Consultant Guilty of Grand Larceny and Money Laundering

JOHN ELIGON, JAMES BARRON and ANDY NEWMAN

John F. Haggerty Jr. outside the Manhattan Criminal Courthouse on Thursday.
Michael Appleton for The New York TimesJohn F. Haggerty Jr. outside the Manhattan Criminal Courthouse on Thursday.

Updated, 12:40 p.m. | John F. Haggerty Jr., a Republican political consultant accused of stealing $1.1 million from Mayor Michael R. Bloomberg during Mr. Bloomberg’s 2009 re-election campaign, was found guilty of second-degree grand larceny and second-degree money laundering by a jury in Manhattan on Friday morning.

The jury, on its third day of deliberations, found Mr. Haggerty not guilty of the most serious charge against him, first-degree grand larceny, which involves the theft of more than $1 million.

But the charges he is convicted of are both felonies. Mr. Haggerty faces a maximum of 15 years in prison.

Prosecutors say Mr. Haggerty promised to provide ballot security during the election and instead used most of the $1.1 million to buy a house. Mr. Bloomberg had contributed the money to the state’s Independence Party, which gave most of it to Mr. Haggerty.

The trial offered an unusual glimpse inside Mr. Bloomberg’s costly election operation — which spent $100 million of his own fortune — and shed light on the intermingling of money, mayoral staff and politics. Several of the mayor’s top aides, who studiously avoid talking openly about his spending and strategies, took the stand to discuss both.

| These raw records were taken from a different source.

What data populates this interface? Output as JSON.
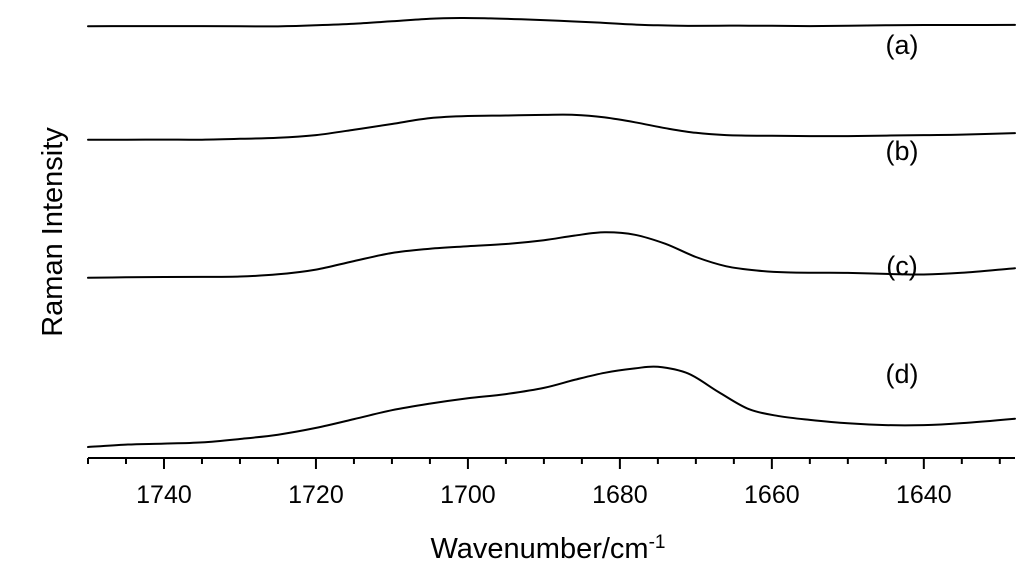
{
  "chart_data": {
    "type": "line",
    "xlabel": "Wavenumber/cm",
    "xlabel_superscript": "-1",
    "ylabel": "Raman Intensity",
    "xlim": [
      1750,
      1628
    ],
    "x_reversed": true,
    "y_ticks_shown": false,
    "grid": false,
    "x_ticks": [
      1740,
      1720,
      1700,
      1680,
      1660,
      1640
    ],
    "x_ticks_minor_step": 5,
    "ylim": [
      0,
      1
    ],
    "series": [
      {
        "name": "(a)",
        "points": [
          [
            1750,
            0.875
          ],
          [
            1745,
            0.877
          ],
          [
            1740,
            0.877
          ],
          [
            1735,
            0.877
          ],
          [
            1730,
            0.874
          ],
          [
            1725,
            0.873
          ],
          [
            1720,
            0.889
          ],
          [
            1715,
            0.912
          ],
          [
            1710,
            0.95
          ],
          [
            1705,
            0.989
          ],
          [
            1701,
            1.0
          ],
          [
            1697,
            0.994
          ],
          [
            1693,
            0.98
          ],
          [
            1688,
            0.958
          ],
          [
            1683,
            0.932
          ],
          [
            1679,
            0.905
          ],
          [
            1675,
            0.889
          ],
          [
            1671,
            0.881
          ],
          [
            1667,
            0.883
          ],
          [
            1663,
            0.884
          ],
          [
            1660,
            0.882
          ],
          [
            1655,
            0.877
          ],
          [
            1650,
            0.882
          ],
          [
            1645,
            0.889
          ],
          [
            1640,
            0.894
          ],
          [
            1635,
            0.894
          ],
          [
            1628,
            0.895
          ]
        ]
      },
      {
        "name": "(b)",
        "points": [
          [
            1750,
            0.588
          ],
          [
            1745,
            0.588
          ],
          [
            1740,
            0.589
          ],
          [
            1735,
            0.588
          ],
          [
            1730,
            0.596
          ],
          [
            1725,
            0.605
          ],
          [
            1720,
            0.63
          ],
          [
            1715,
            0.678
          ],
          [
            1710,
            0.73
          ],
          [
            1705,
            0.783
          ],
          [
            1700,
            0.802
          ],
          [
            1695,
            0.806
          ],
          [
            1690,
            0.812
          ],
          [
            1686,
            0.812
          ],
          [
            1682,
            0.789
          ],
          [
            1678,
            0.745
          ],
          [
            1674,
            0.692
          ],
          [
            1670,
            0.65
          ],
          [
            1666,
            0.63
          ],
          [
            1660,
            0.623
          ],
          [
            1655,
            0.621
          ],
          [
            1650,
            0.621
          ],
          [
            1645,
            0.625
          ],
          [
            1640,
            0.63
          ],
          [
            1635,
            0.634
          ],
          [
            1628,
            0.648
          ]
        ]
      },
      {
        "name": "(c)",
        "points": [
          [
            1750,
            0.305
          ],
          [
            1745,
            0.308
          ],
          [
            1740,
            0.31
          ],
          [
            1735,
            0.311
          ],
          [
            1730,
            0.313
          ],
          [
            1725,
            0.327
          ],
          [
            1720,
            0.357
          ],
          [
            1715,
            0.411
          ],
          [
            1710,
            0.462
          ],
          [
            1705,
            0.489
          ],
          [
            1700,
            0.505
          ],
          [
            1695,
            0.519
          ],
          [
            1690,
            0.543
          ],
          [
            1686,
            0.572
          ],
          [
            1682,
            0.593
          ],
          [
            1678,
            0.577
          ],
          [
            1674,
            0.52
          ],
          [
            1670,
            0.437
          ],
          [
            1666,
            0.378
          ],
          [
            1662,
            0.351
          ],
          [
            1658,
            0.339
          ],
          [
            1654,
            0.337
          ],
          [
            1650,
            0.336
          ],
          [
            1645,
            0.33
          ],
          [
            1640,
            0.326
          ],
          [
            1635,
            0.337
          ],
          [
            1628,
            0.366
          ]
        ]
      },
      {
        "name": "(d)",
        "points": [
          [
            1750,
            0.0
          ],
          [
            1745,
            0.012
          ],
          [
            1740,
            0.017
          ],
          [
            1735,
            0.023
          ],
          [
            1730,
            0.04
          ],
          [
            1725,
            0.062
          ],
          [
            1720,
            0.096
          ],
          [
            1715,
            0.14
          ],
          [
            1710,
            0.185
          ],
          [
            1705,
            0.218
          ],
          [
            1700,
            0.245
          ],
          [
            1695,
            0.266
          ],
          [
            1690,
            0.297
          ],
          [
            1686,
            0.337
          ],
          [
            1682,
            0.373
          ],
          [
            1678,
            0.395
          ],
          [
            1675,
            0.403
          ],
          [
            1671,
            0.369
          ],
          [
            1667,
            0.276
          ],
          [
            1663,
            0.19
          ],
          [
            1659,
            0.155
          ],
          [
            1655,
            0.136
          ],
          [
            1650,
            0.119
          ],
          [
            1645,
            0.11
          ],
          [
            1640,
            0.11
          ],
          [
            1635,
            0.12
          ],
          [
            1628,
            0.142
          ]
        ]
      }
    ]
  }
}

Mr. Bloomberg himself was called to testify at the trial, facing aggressive questioning from Mr. Haggerty’s lawyers. At one point, the lead prosecutor, Eric Seidel, objected that the defense was conducting a “trial by ambush.”

The prosecution said that the mayor made the contribution to the party after Mr. Haggerty promised to do Election Day ballot security work. Ballot security is a shadowy and sometimes controversial element of politics in New York that has to do with placing campaign operatives — volunteers, lawyers or inspectors — at polling sites to discourage voter fraud.

Apart from criminal questions, the case fueled criticism that Mr. Bloomberg tried to pay for ballot security through an indirect route to avoid scrutiny.

The prosecution said that Mr. Haggerty agreed to make the arrangements and oversee such work for Mr. Bloomberg, but drew up a fake budget and pocketed most of the money — about $750,000, according to statements at the trial. Mr. Seidel said that financial records “show not one penny was spent by S.E.O.” — Special Election Operations, Mr. Haggerty’s company — “on ballot security.”

Instead, prosecutors connected the payments from the mayor to Mr. Haggerty’s spending, arguing that he applied most of the money to his purchase of his father’s house in Forest Hills Gardens, Queens.

But Mr. Haggerty’s lawyers countered that the mayor was so desperate to win a third term that he would have gone ahead with the donation no matter what Mr. Haggerty had promised. As for the budget Mr. Haggerty had submitted, one of his lawyers, Dennis C. Vacco, said, “Nobody cared what was on that budget, and because they did not care, they did not rely on that budget.”

Mr. Haggerty’s lawyers also took issue with the prosecution’s timeline. They said he had promised to buy out his brother’s share in the house in 2008, before the mayor moved to have city election laws changed so he could run for a third term, and before Mr. Haggerty had committed to doing anything for the mayor’s campaign.

The defense argued that once the mayor made the contribution, Mr. Bloomberg had no say over what happened to the money. Mr. Haggerty’s lawyers also maintained that the mayor had tapped personal funds, not his campaign treasury, because Mr. Bloomberg wanted the least possible public scrutiny for what could have become a controversial donation.